That’s when I saw your underwear, twisted intimately among your other laundry. I reached into the washer and took them in my hand. They were cool and damp and scented of a detergent’s imaginary springtime. Tiny, sexy, silvery white bikini panties, the color of snow, the color of angels, and absolutely pure. Even the cotton crotch was fairy-tale white. They were petite but not at all innocent, and stretchy with Lycra. I daydreamed about what you must have looked like in them, how they must have fit over your hips and bottom. They were by far the most beautiful thing in the laundry room.

My dryer called it quits. Driven by lust and anger and sexual frustration, I stuffed your knickers into the pocket of my jeans. I piled my clothes into the laundry basket and took the elevator back to my floor. Then I laid Victoria’s stolen secret on my bed to dry.

That night I went out alone to air conditioned places. A diner in Brooklyn, the big chain bookstore at Lincoln Center, a bar off Central Park. The clingy, too-precious couples I saw everywhere seemed to justify the morning’s theft.

Since then I graduated spring 2004 and I took your panties along with me. Not for indecent uses, but out of nostalgia for a place I was long gone from, a time that had expired, wishes that hadn’t come true.

They became a sort of Memorial to the Unknown Romantic Crush. Here remembered in honored glory, an unavailable woman known but to God. I’d folded them neatly into a satiny square and enshrined them in an antique wooden box in my closet along with such relics as my Phi Beta Kappa key, an autographed baseball, a piece of concrete I’d broken off the Berlin Wall.

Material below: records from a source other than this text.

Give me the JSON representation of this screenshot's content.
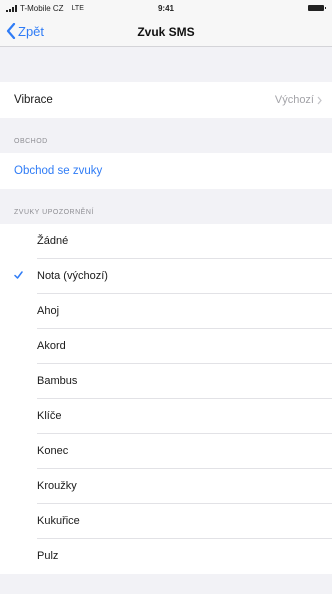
{
  "status_bar": {
    "carrier": "T-Mobile CZ",
    "network": "LTE",
    "time": "9:41"
  },
  "nav": {
    "back_label": "Zpět",
    "title": "Zvuk SMS"
  },
  "vibration": {
    "label": "Vibrace",
    "value": "Výchozí"
  },
  "store_section": {
    "header": "OBCHOD",
    "link": "Obchod se zvuky"
  },
  "alert_section": {
    "header": "ZVUKY UPOZORNĚNÍ",
    "items": [
      {
        "label": "Žádné",
        "selected": false
      },
      {
        "label": "Nota (výchozí)",
        "selected": true
      },
      {
        "label": "Ahoj",
        "selected": false
      },
      {
        "label": "Akord",
        "selected": false
      },
      {
        "label": "Bambus",
        "selected": false
      },
      {
        "label": "Klíče",
        "selected": false
      },
      {
        "label": "Konec",
        "selected": false
      },
      {
        "label": "Kroužky",
        "selected": false
      },
      {
        "label": "Kukuřice",
        "selected": false
      },
      {
        "label": "Pulz",
        "selected": false
      }
    ]
  },
  "colors": {
    "accent": "#2f7cf6",
    "background": "#f2f2f6",
    "secondary_text": "#8e8e93"
  }
}
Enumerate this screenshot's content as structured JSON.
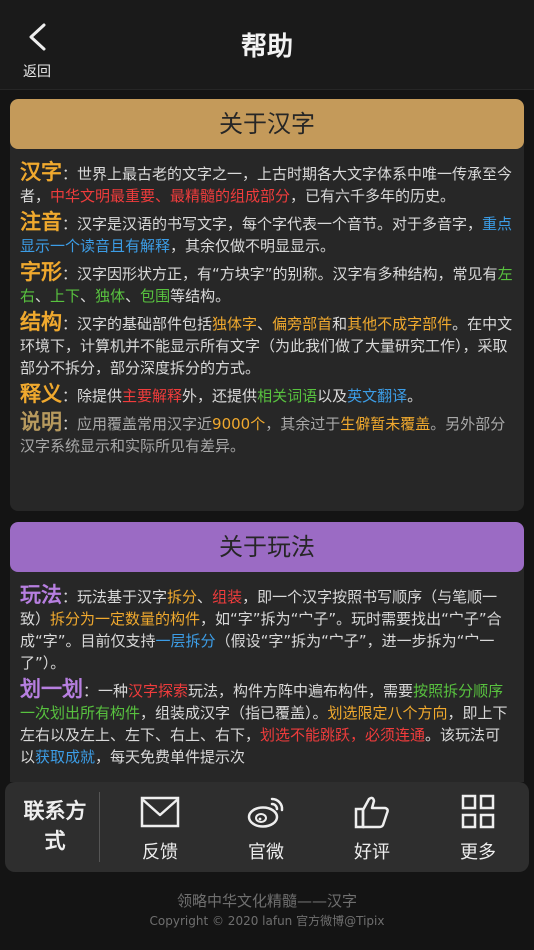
{
  "nav": {
    "back_label": "返回",
    "title": "帮助"
  },
  "colors": {
    "card1_header": "#c49a5a",
    "card2_header": "#9b6bc4"
  },
  "card1": {
    "header": "关于汉字",
    "p1": {
      "term": "汉字",
      "sep": "：",
      "t1": "世界上最古老的文字之一，上古时期各大文字体系中唯一传承至今者，",
      "h1": "中华文明最重要、最精髓的组成部分",
      "t2": "，已有六千多年的历史。"
    },
    "p2": {
      "term": "注音",
      "sep": "：",
      "t1": "汉字是汉语的书写文字，每个字代表一个音节。对于多音字，",
      "h1": "重点显示一个读音且有解释",
      "t2": "，其余仅做不明显显示。"
    },
    "p3": {
      "term": "字形",
      "sep": "：",
      "t1": "汉字因形状方正，有“方块字”的别称。汉字有多种结构，常见有",
      "h1": "左右",
      "t2": "、",
      "h2": "上下",
      "t3": "、",
      "h3": "独体",
      "t4": "、",
      "h4": "包围",
      "t5": "等结构。"
    },
    "p4": {
      "term": "结构",
      "sep": "：",
      "t1": "汉字的基础部件包括",
      "h1": "独体字",
      "t2": "、",
      "h2": "偏旁部首",
      "t3": "和",
      "h3": "其他不成字部件",
      "t4": "。在中文环境下，计算机并不能显示所有文字（为此我们做了大量研究工作），采取部分不拆分，部分深度拆分的方式。"
    },
    "p5": {
      "term": "释义",
      "sep": "：",
      "t1": "除提供",
      "h1": "主要解释",
      "t2": "外，还提供",
      "h2": "相关词语",
      "t3": "以及",
      "h3": "英文翻译",
      "t4": "。"
    },
    "p6": {
      "term": "说明",
      "sep": "：",
      "t1": "应用覆盖常用汉字近",
      "h1": "9000个",
      "t2": "，其余过于",
      "h2": "生僻暂未覆盖",
      "t3": "。另外部分汉字系统显示和实际所见有差异。"
    }
  },
  "card2": {
    "header": "关于玩法",
    "p1": {
      "term": "玩法",
      "sep": "：",
      "t1": "玩法基于汉字",
      "h1": "拆分",
      "t2": "、",
      "h2": "组装",
      "t3": "，即一个汉字按照书写顺序（与笔顺一致）",
      "h3": "拆分为一定数量的构件",
      "t4": "，如“字”拆为“宀子”。玩时需要找出“宀子”合成“字”。目前仅支持",
      "h4": "一层拆分",
      "t5": "（假设“字”拆为“宀子”，进一步拆为“宀一了”）。"
    },
    "p2": {
      "term": "划一划",
      "sep": "：",
      "t1": "一种",
      "h1": "汉字探索",
      "t2": "玩法，构件方阵中遍布构件，需要",
      "h2": "按照拆分顺序一次划出所有构件",
      "t3": "，组装成汉字（指已覆盖）。",
      "h3": "划选限定八个方向",
      "t4": "，即上下左右以及左上、左下、右上、右下，",
      "h4": "划选不能跳跃，必须连通",
      "t5": "。该玩法可以",
      "h5": "获取成就",
      "t6": "，每天免费单件提示次"
    }
  },
  "toolbar": {
    "contact_label": "联系方式",
    "items": [
      {
        "label": "反馈",
        "icon": "mail-icon"
      },
      {
        "label": "官微",
        "icon": "weibo-icon"
      },
      {
        "label": "好评",
        "icon": "thumbs-up-icon"
      },
      {
        "label": "更多",
        "icon": "grid-icon"
      }
    ]
  },
  "footer": {
    "line1": "领略中华文化精髓——汉字",
    "line2": "Copyright © 2020  lafun 官方微博@Tipix"
  }
}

After I’d left the city, though, remorse set in. I became disappointed to find that stealing your underwear hadn’t made me any happier. You weren’t in them, and I was still alone. Sometimes in the dark hours when I’d had too much to drink – I was drinking a lot of vodka back then – I’d begin to wonder about the last time you’d worn them, about what you were doing that very moment, about how charming and playful and seductive you were in my sexual fantasies, as you touched me gently, as I took you deeply.

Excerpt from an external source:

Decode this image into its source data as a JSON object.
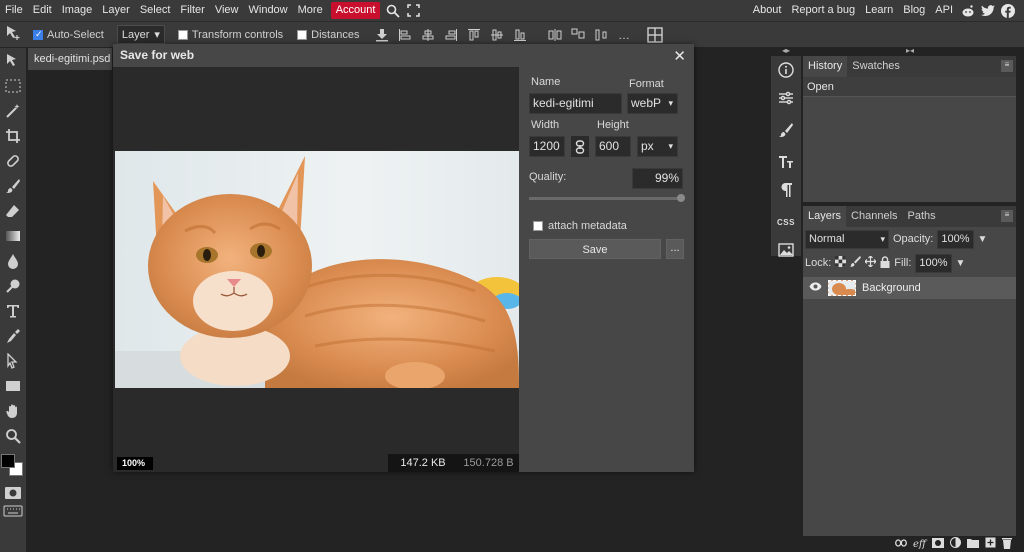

Then I’d take a wrong turn and crash into the immediate aftereffects of my theft. There were the Eighth and Tenth Commandments and Article 155 of the New York State Penal Law, first of all. And I was almost certain that you weren’t feeling charming and playful and seductive when you’d picked up your laundry. Probably more along the lines of angry, embarrassed, threatened, violated.

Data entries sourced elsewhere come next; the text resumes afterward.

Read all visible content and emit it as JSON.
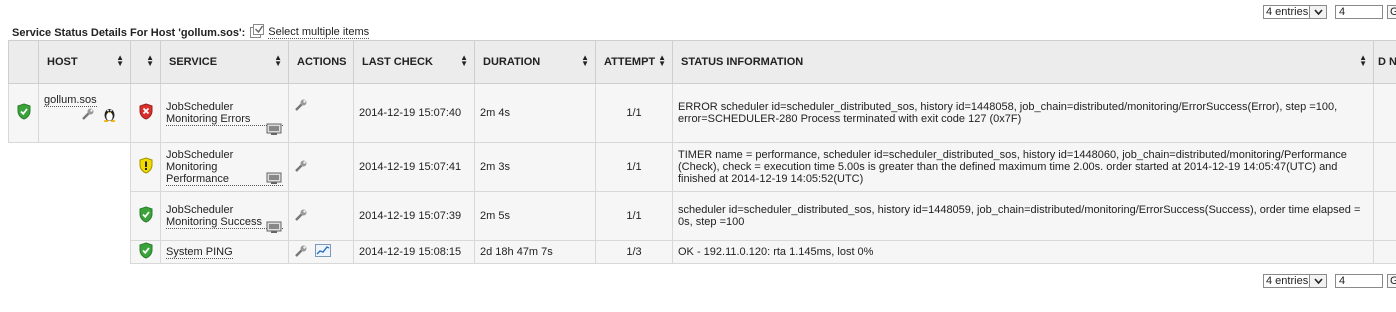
{
  "pager_top": {
    "entries": "4 entries",
    "page": "4",
    "go": "G"
  },
  "pager_bottom": {
    "entries": "4 entries",
    "page": "4",
    "go": "G"
  },
  "title": "Service Status Details For Host 'gollum.sos':",
  "select_multiple": "Select multiple items",
  "columns": {
    "host": "HOST",
    "service": "SERVICE",
    "actions": "ACTIONS",
    "last_check": "LAST CHECK",
    "duration": "DURATION",
    "attempt": "ATTEMPT",
    "status_info": "STATUS INFORMATION",
    "extra": "D N"
  },
  "host": {
    "name": "gollum.sos",
    "status": "ok"
  },
  "rows": [
    {
      "status": "critical",
      "service": "JobScheduler Monitoring Errors",
      "last_check": "2014-12-19 15:07:40",
      "duration": "2m 4s",
      "attempt": "1/1",
      "info": "ERROR scheduler id=scheduler_distributed_sos, history id=1448058, job_chain=distributed/monitoring/ErrorSuccess(Error), step =100, error=SCHEDULER-280 Process terminated with exit code 127 (0x7F)"
    },
    {
      "status": "warning",
      "service": "JobScheduler Monitoring Performance",
      "last_check": "2014-12-19 15:07:41",
      "duration": "2m 3s",
      "attempt": "1/1",
      "info": "TIMER name = performance, scheduler id=scheduler_distributed_sos, history id=1448060, job_chain=distributed/monitoring/Performance (Check), check = execution time 5.00s is greater than the defined maximum time 2.00s. order started at 2014-12-19 14:05:47(UTC) and finished at 2014-12-19 14:05:52(UTC)"
    },
    {
      "status": "ok",
      "service": "JobScheduler Monitoring Success",
      "last_check": "2014-12-19 15:07:39",
      "duration": "2m 5s",
      "attempt": "1/1",
      "info": "scheduler id=scheduler_distributed_sos, history id=1448059, job_chain=distributed/monitoring/ErrorSuccess(Success), order time elapsed = 0s, step =100"
    },
    {
      "status": "ok",
      "service": "System PING",
      "last_check": "2014-12-19 15:08:15",
      "duration": "2d 18h 47m 7s",
      "attempt": "1/3",
      "info": "OK - 192.11.0.120: rta 1.145ms, lost 0%"
    }
  ],
  "colors": {
    "ok": "#3aa43a",
    "critical": "#d9302b",
    "warning": "#e8d200",
    "header_bg": "#ececec"
  }
}
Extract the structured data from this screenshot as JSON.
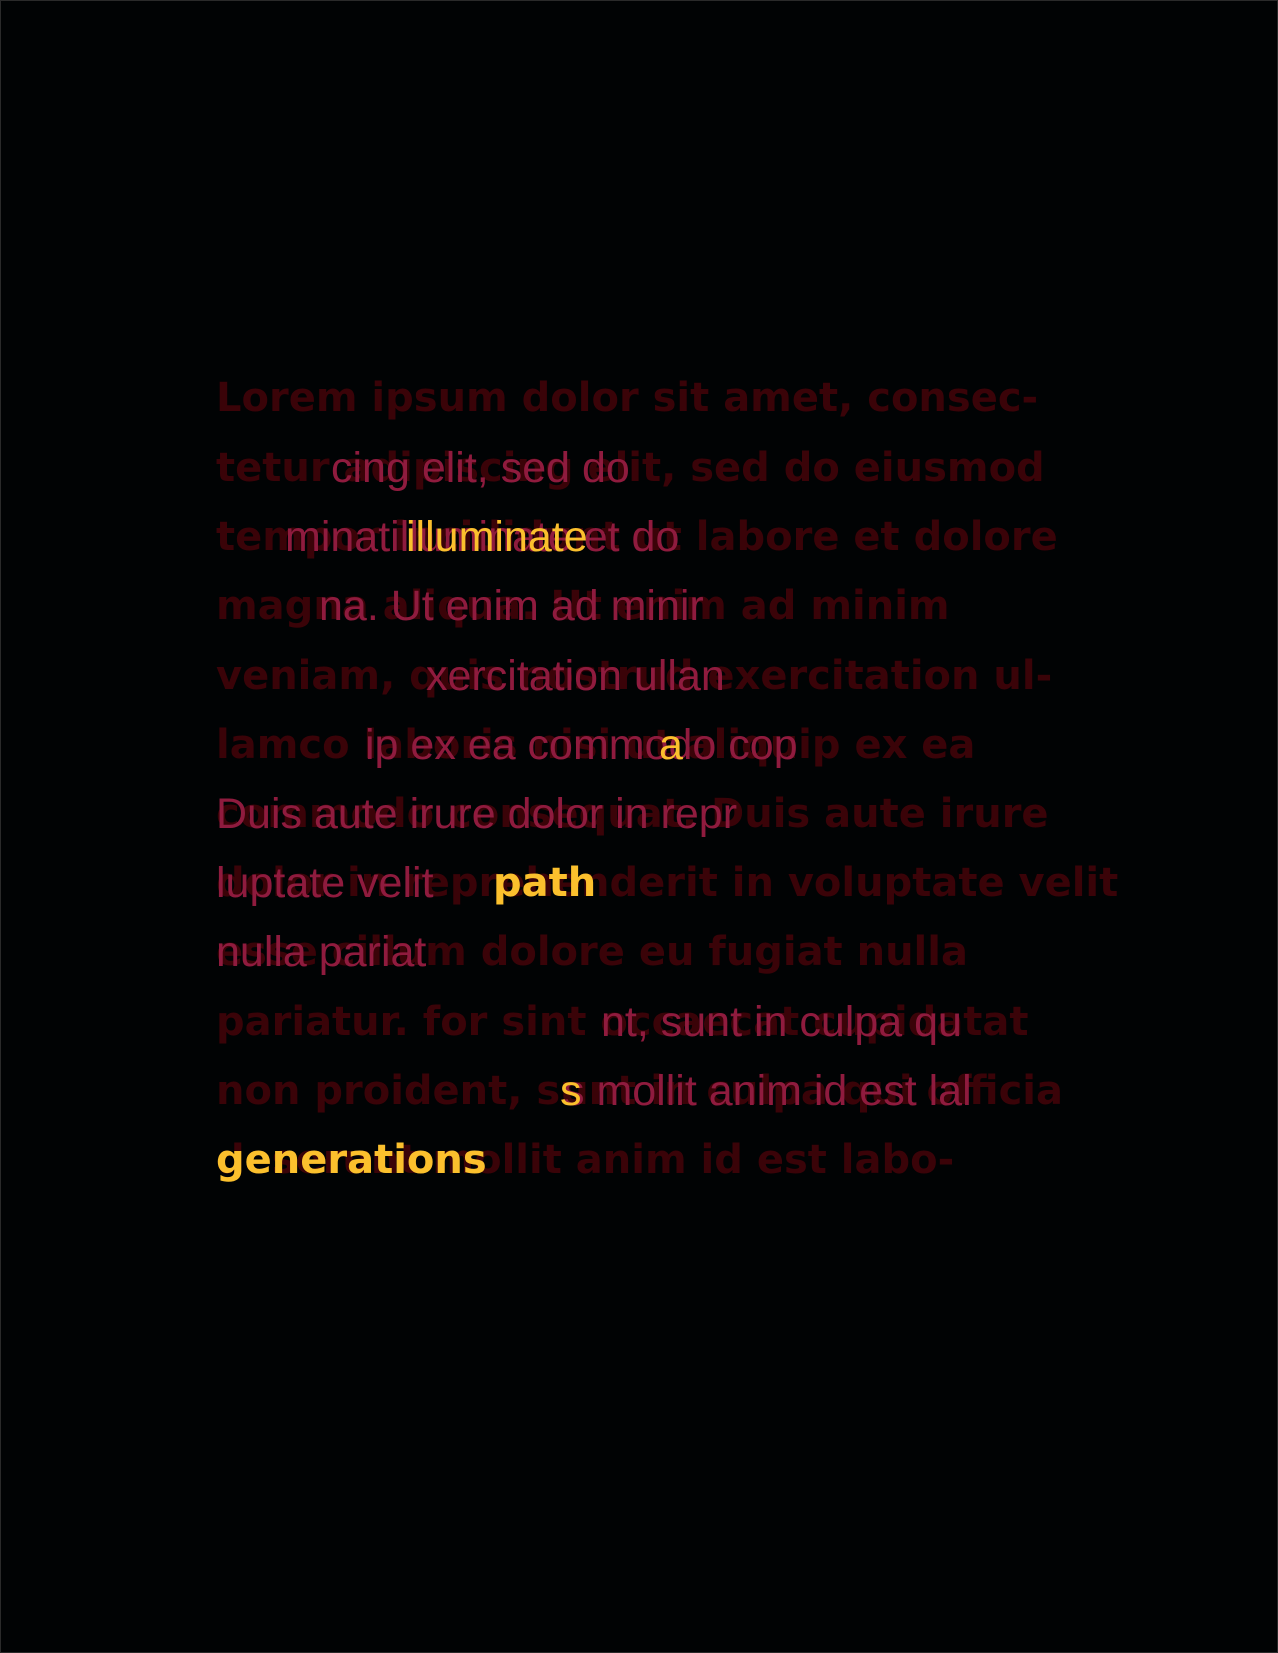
{
  "colors": {
    "background": "#010304",
    "faded_text": "#3a0308",
    "mid_text": "#8f1b3e",
    "highlight": "#fbc02d"
  },
  "background_lines": [
    "Lorem ipsum dolor sit amet, consec-",
    "tetur adipiscing elit, sed do eiusmod",
    "tempor incididunt ut labore et dolore",
    "magna aliqua. Ut enim ad minim",
    "veniam, quis nostrud exercitation ul-",
    "lamco laboris nisi ut aliquip ex ea",
    "commodo consequat. Duis aute irure",
    "dolor in reprehenderit in voluptate velit",
    "esse cillum dolore eu fugiat nulla",
    "pariatur. for sint occaecat cupidatat",
    "non proident, sunt in culpa qui officia",
    "deserunt mollit anim id est labo-"
  ],
  "mid_lines": [
    "cing elit, sed do",
    "minatilluminate et do",
    "na. Ut enim ad minir",
    "xercitation ullan",
    "ip ex ea commodo cop",
    "Duis aute irure dolor in repr",
    "luptate velit",
    "nulla pariat",
    "nt, sunt in culpa qu",
    "s mollit anim id est lal"
  ],
  "highlights": {
    "word1": "illuminate",
    "word2": "a",
    "word3": "path",
    "word4": "s",
    "word5": "generations"
  }
}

Maybe they were your favorite pair. Maybe they were brand-new and you hadn’t even worn them yet. Maybe there was a bra that went with them, and I divorced a matched set. There wasn’t much laundry in your machine that morning, and it’s occurring to me that maybe you were washing them to go with a particular outfit or for a special occasion that night. I’m sorry I bittered your day, wrecked your evening, stole your panties from their rightful place in your laundry and your spectacular lingerie drawer, on your body and perhaps the floor beside your bed.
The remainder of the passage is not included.